IBM’s new (and updated) offerings support Autonomic Computing through the enhancement of operational intelligence, improved IT testing, monitoring and performance, and by assisting in the establishment of superior IT service management, and they are as follows:
IBM Tivoli Usage and Accounting Manager – Automated software for resource accounting, cost allocation and chargeback billing based on usage of resources, links to operation management to help improve overall IT cost management.
IBM Tivoli Security Operations Manager – Provides consolidated real-time dashboard to help customers keep their computer networks and systems up and running despite security threats from malicious outsiders, employees or contractors. The software autonomously analyses data from throughout the data centre to detect security threats, optimising and automating the process of incident recognition, investigation and response.
IBM OPTIMIZETest – Services offering that automates testing and assurance for IT operations. Speeds the IT testing process and autonomously provisions and manages computer systems on demand. Helps lower the cost of provisioning storage and server systems.
IBM Tivoli Monitoring – Availability and performance monitoring for IT resources, with key diagnostic data and automated corrective actions, to help improve the performance of IT applications performance and minimize and avoid availability interruptions.
IBM service management services – Provides strategy, planning, design and implementation services to help clients adapt accepted standards and practices to their unique computing environments. Supports best practices for service management, such as ITIL, to help improve IT service quality, efficiency and speed, improve resource management, asset management, change management and service management and produce a more resilient IT enterprise.

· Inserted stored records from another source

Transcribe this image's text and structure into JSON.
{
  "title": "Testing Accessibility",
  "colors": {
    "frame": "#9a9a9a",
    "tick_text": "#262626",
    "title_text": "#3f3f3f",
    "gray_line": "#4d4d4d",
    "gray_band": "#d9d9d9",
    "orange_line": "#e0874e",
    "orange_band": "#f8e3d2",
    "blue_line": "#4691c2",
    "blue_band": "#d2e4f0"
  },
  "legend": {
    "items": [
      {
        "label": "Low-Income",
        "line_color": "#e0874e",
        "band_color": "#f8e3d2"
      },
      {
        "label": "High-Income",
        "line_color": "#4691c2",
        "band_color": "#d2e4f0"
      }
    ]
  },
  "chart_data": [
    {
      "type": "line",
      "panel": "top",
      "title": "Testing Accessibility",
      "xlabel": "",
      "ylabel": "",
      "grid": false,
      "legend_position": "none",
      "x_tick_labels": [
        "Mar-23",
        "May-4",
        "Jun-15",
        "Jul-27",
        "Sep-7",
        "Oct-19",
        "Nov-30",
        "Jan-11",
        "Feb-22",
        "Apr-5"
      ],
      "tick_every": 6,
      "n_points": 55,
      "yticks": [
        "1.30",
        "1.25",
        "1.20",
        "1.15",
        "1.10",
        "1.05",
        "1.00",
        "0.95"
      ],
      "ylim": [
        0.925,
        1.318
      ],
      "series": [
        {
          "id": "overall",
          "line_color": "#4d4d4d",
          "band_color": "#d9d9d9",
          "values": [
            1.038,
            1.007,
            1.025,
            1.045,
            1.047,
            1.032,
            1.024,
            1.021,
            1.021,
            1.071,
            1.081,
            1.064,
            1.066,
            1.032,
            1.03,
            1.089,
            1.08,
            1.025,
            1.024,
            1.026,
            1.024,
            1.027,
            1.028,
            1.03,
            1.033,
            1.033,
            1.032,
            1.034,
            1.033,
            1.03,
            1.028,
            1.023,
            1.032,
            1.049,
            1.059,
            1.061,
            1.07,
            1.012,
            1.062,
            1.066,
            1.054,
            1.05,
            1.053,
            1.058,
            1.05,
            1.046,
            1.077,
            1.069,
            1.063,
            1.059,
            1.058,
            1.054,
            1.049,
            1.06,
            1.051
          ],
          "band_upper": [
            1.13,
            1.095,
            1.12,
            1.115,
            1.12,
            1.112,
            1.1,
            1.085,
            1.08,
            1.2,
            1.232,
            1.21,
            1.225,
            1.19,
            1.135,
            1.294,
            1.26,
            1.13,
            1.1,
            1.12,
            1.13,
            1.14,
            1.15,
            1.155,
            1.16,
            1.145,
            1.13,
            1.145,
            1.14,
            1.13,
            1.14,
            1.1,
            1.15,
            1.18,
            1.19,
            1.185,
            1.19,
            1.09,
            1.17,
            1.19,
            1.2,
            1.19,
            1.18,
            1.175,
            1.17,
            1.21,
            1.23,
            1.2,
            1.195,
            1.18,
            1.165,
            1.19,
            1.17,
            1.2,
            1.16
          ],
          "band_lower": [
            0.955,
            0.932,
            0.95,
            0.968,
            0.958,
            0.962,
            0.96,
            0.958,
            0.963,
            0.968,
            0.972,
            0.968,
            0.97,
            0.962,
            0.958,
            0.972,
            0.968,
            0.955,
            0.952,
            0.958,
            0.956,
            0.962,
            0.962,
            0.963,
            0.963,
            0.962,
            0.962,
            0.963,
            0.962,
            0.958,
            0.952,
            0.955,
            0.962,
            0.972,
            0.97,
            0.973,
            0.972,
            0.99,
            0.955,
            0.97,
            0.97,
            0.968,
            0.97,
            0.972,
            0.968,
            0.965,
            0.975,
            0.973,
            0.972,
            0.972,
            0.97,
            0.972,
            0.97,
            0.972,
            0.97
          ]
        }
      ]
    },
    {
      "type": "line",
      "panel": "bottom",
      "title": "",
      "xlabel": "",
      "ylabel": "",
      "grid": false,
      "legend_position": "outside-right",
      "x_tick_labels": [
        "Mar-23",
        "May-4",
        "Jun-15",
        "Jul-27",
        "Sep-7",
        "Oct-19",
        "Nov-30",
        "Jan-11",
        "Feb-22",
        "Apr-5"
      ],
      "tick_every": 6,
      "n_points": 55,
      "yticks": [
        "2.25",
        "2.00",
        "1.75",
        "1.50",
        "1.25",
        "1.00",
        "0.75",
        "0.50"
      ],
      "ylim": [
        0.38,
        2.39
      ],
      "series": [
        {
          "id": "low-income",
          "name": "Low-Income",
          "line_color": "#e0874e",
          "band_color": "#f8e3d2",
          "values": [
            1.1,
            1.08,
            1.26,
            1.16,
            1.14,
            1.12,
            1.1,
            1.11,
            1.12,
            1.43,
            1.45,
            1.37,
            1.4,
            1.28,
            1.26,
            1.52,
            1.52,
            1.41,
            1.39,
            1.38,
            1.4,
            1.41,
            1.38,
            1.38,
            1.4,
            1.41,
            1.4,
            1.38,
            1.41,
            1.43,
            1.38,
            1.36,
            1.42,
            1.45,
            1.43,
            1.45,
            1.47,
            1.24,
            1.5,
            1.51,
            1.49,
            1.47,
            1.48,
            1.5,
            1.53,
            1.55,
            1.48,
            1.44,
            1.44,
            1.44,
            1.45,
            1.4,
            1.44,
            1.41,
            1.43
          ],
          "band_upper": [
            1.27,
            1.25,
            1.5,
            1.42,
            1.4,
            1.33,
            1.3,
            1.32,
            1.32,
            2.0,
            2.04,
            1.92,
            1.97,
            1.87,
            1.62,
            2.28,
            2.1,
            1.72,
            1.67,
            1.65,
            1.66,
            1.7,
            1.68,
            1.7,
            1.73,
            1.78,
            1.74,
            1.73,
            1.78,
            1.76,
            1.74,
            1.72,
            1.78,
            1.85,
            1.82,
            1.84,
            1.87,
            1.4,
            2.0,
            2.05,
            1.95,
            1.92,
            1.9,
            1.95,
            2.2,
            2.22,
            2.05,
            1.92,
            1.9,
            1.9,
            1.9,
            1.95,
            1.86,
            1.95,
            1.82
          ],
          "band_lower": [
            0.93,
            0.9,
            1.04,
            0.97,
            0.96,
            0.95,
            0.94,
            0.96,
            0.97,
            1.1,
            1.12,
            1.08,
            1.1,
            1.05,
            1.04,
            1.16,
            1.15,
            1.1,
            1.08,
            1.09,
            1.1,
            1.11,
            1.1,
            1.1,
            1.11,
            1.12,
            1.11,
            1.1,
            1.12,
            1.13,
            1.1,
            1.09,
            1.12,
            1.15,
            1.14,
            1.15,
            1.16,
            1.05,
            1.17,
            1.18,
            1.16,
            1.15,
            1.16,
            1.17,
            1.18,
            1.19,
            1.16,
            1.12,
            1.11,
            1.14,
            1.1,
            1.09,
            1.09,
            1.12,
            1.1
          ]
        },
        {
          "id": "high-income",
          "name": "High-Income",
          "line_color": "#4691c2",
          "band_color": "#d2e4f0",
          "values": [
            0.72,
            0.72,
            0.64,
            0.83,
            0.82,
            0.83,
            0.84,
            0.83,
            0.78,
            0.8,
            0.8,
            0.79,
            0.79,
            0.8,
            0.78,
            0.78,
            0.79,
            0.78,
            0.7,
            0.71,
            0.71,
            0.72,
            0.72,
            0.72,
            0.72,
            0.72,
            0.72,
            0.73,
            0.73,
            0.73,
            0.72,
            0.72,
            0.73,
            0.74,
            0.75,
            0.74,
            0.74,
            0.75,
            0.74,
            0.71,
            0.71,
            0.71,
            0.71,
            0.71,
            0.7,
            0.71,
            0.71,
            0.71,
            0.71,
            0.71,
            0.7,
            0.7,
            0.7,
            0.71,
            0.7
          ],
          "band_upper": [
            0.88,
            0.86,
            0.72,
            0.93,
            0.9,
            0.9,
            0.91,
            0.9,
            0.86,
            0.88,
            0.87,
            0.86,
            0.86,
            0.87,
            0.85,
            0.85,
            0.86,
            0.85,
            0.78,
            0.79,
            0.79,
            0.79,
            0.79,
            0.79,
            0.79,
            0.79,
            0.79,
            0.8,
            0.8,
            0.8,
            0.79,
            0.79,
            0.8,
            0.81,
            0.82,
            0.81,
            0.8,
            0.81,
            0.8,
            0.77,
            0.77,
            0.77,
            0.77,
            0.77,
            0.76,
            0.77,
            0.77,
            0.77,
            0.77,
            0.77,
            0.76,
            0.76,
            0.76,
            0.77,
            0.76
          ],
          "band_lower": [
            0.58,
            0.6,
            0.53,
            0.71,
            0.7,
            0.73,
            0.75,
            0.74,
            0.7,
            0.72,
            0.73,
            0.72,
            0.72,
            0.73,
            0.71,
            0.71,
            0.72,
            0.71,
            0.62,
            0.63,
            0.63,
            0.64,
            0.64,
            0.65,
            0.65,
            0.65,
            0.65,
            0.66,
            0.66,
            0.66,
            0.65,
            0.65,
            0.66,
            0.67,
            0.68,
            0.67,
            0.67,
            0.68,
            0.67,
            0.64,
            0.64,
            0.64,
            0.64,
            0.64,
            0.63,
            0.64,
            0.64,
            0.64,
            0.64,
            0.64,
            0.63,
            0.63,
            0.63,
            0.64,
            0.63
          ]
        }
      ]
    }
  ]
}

IBM Tivoli Change and Configuration Management Database – Provides a platform for implementing service management initiatives. It automatically tracks IT information spread across many computer systems within a company – including details about servers, storage devices, networks, middleware, applications and data – and helps IT staff understand the relationships and dependencies among these various components.
Since outlining its autonomic challenge in 2001, IBM has invested hundreds of millions of dollars into the research and development needed to simplify computing systems. It has so-far integrated autonomic capabilities into more than 500 product features across in excess of 100 products and services.